The youngster was rushed inside the hospital alongside her wounded father, whose head was bloodied and bandaged.

One nurse gave her an injection while another tried to revive her with a defibrillator.

A doctor in blue medical scrubs, pumping oxygen into the girl, told a journalist who was allowed inside: “Show this to Putin. The eyes of this child, and crying doctors.”

Sadly the girl, who has not been named, could not be saved.

Her body was left alone in the hospital room, covered by her brightly coloured polyester jacket, spattered with blood.

A woman holds a child and a dog in a shelter inside a building in Mariupol, Ukraine, Sunday 27 February 2022 (Evgeniy Maloletka/AP)

She is one of more than a dozen children killed since the beginning of Russia’s invasion of Ukraine on Thursday.

At least 352 civilians, including 14 children, have so far been died, Ukraine’s health ministry said on Sunday, with hundreds more injured.

More than 4,500 Russian troops have also been killed, according to Ukrainian president Volodymyr Zelenskyy.
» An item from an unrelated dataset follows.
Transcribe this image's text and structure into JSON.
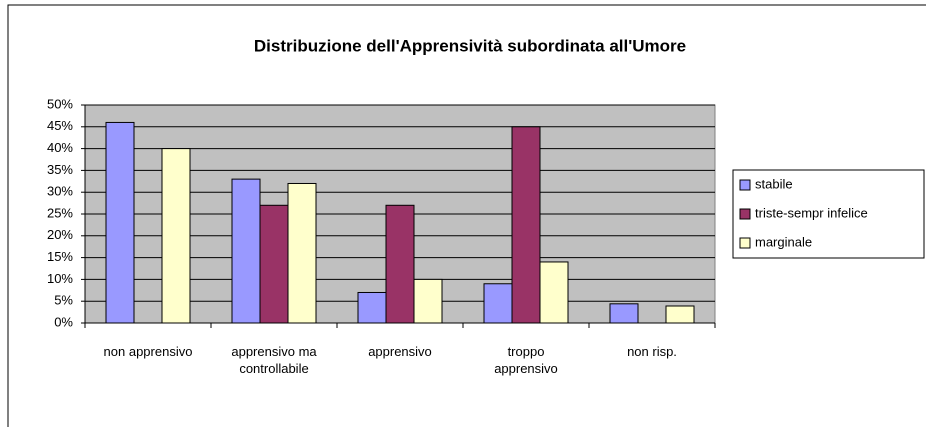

People fleeing Ukraine have poured into central Europe in recent days, with queues at border crossings stretching for miles after the invasion pushed nearly 400,000 people to seek safety abroad.

Hundreds of thousands of people fleeing the Russian invasion of Ukraine have poured into central Europe (Kacper Pempel/Reuters)
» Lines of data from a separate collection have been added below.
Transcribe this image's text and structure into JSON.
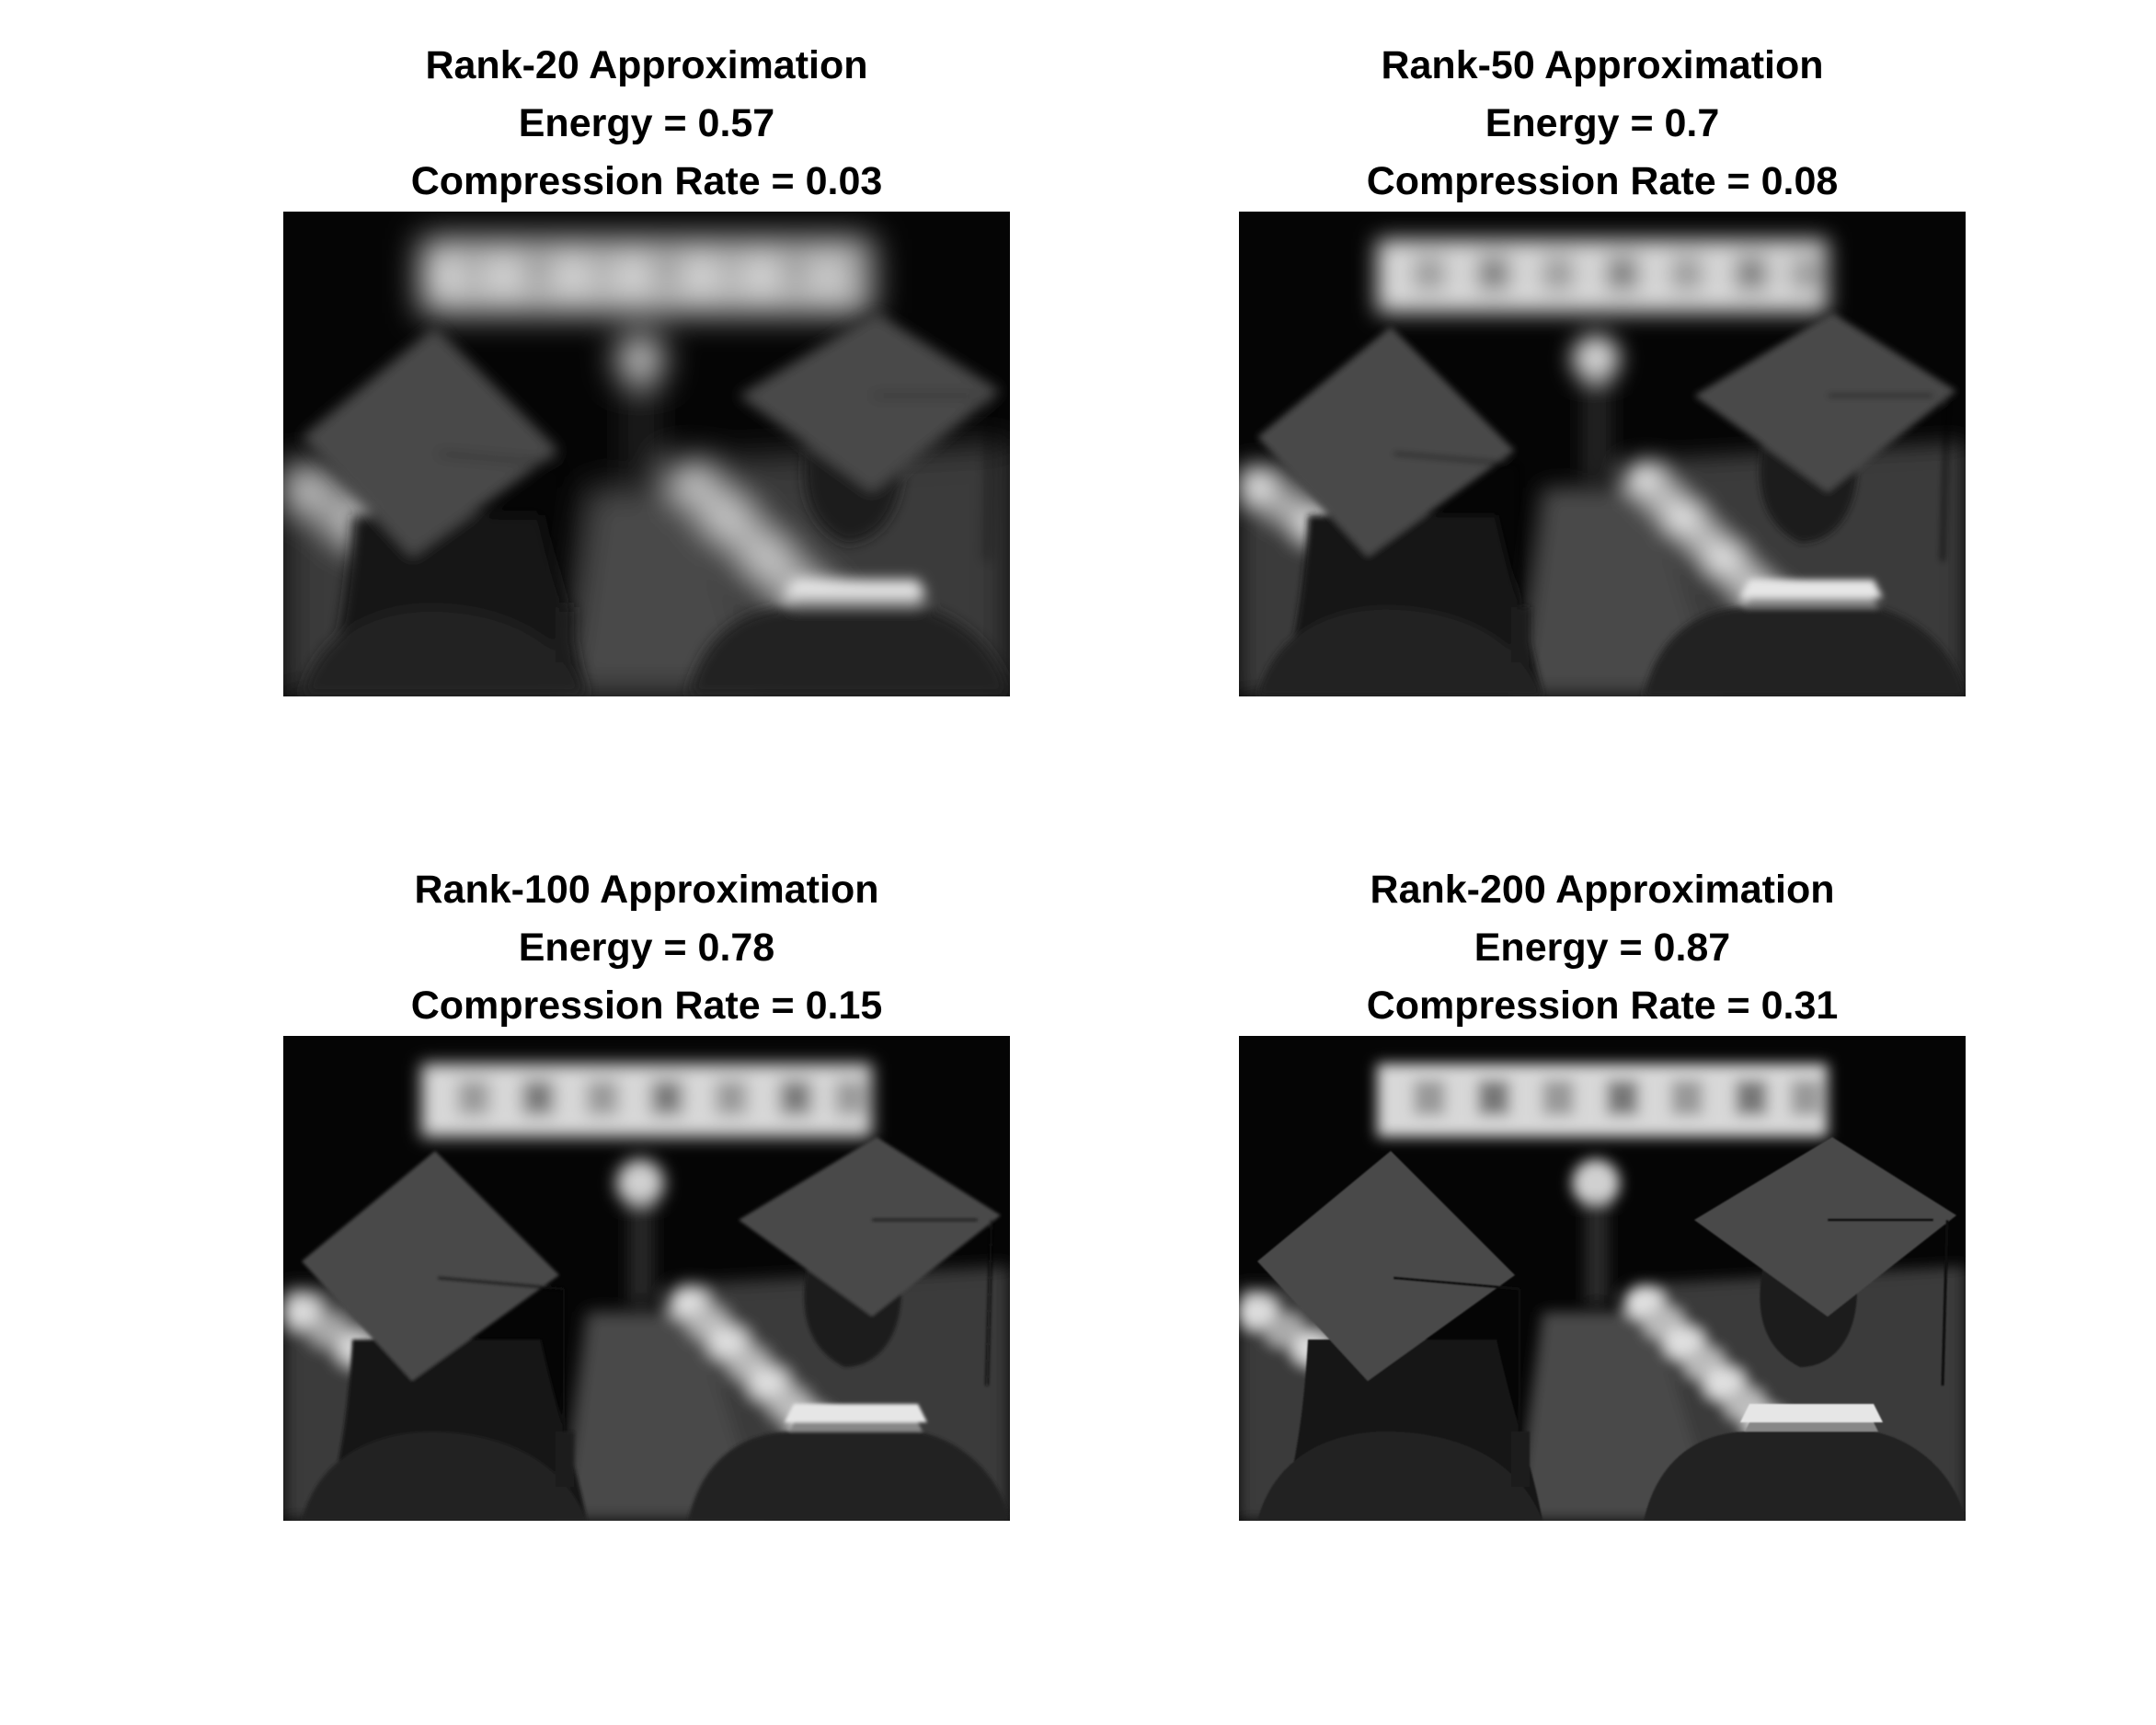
{
  "panels": [
    {
      "title": "Rank-20 Approximation",
      "energy": "Energy = 0.57",
      "compression": "Compression Rate = 0.03",
      "rank": 20,
      "blur": 12
    },
    {
      "title": "Rank-50 Approximation",
      "energy": "Energy = 0.7",
      "compression": "Compression Rate = 0.08",
      "rank": 50,
      "blur": 6
    },
    {
      "title": "Rank-100 Approximation",
      "energy": "Energy = 0.78",
      "compression": "Compression Rate = 0.15",
      "rank": 100,
      "blur": 3
    },
    {
      "title": "Rank-200 Approximation",
      "energy": "Energy = 0.87",
      "compression": "Compression Rate = 0.31",
      "rank": 200,
      "blur": 1.5
    }
  ]
}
Blasts were heard in the capital of Kyiv and in the major city of Kharkiv on Monday morning, Ukrainian officials said, while a residential building in the city of Chernihiv in northern Ukraine was on fire after being struck by a missile.

A Ukrainian delegation has arrived at the border with Belarus for talks with Russian representatives that will focus on achieving an immediate ceasefire and the withdrawal of Russian forces, the Ukrainian presidency said in a statement.

Late on Sunday Ukraine president Volodymyr Zelensky said the next 24 hours would be a “crucial period” for the country, as he spoke on a call with Boris Johnson.

Nato chief Jens Stoltenberg said partners were providing Ukraine with air-defence missiles and anti-tank weapons, adding that he had held another phone conversation with Ukraine's president on Monday morning.

People sit on the floor in an improvised bomb shelter at sports centre, which can accommodate up to 2,000 people, in Mariupol, Ukraine (Evgeniy Maloletka/AP)

It comes after Ursula von der Leyen announced the EU would be shutting its airspace to Russian airlines, as well as funding weapon supplies to Ukraine and banning pro-Kremlin media.

The European Commission president said she was “shutting down the EU airspace for Russian-owned, Russian-registered or Russian-controlled aircraft” in an escalation of sanctions in response to Russia’s invasion of Ukraine.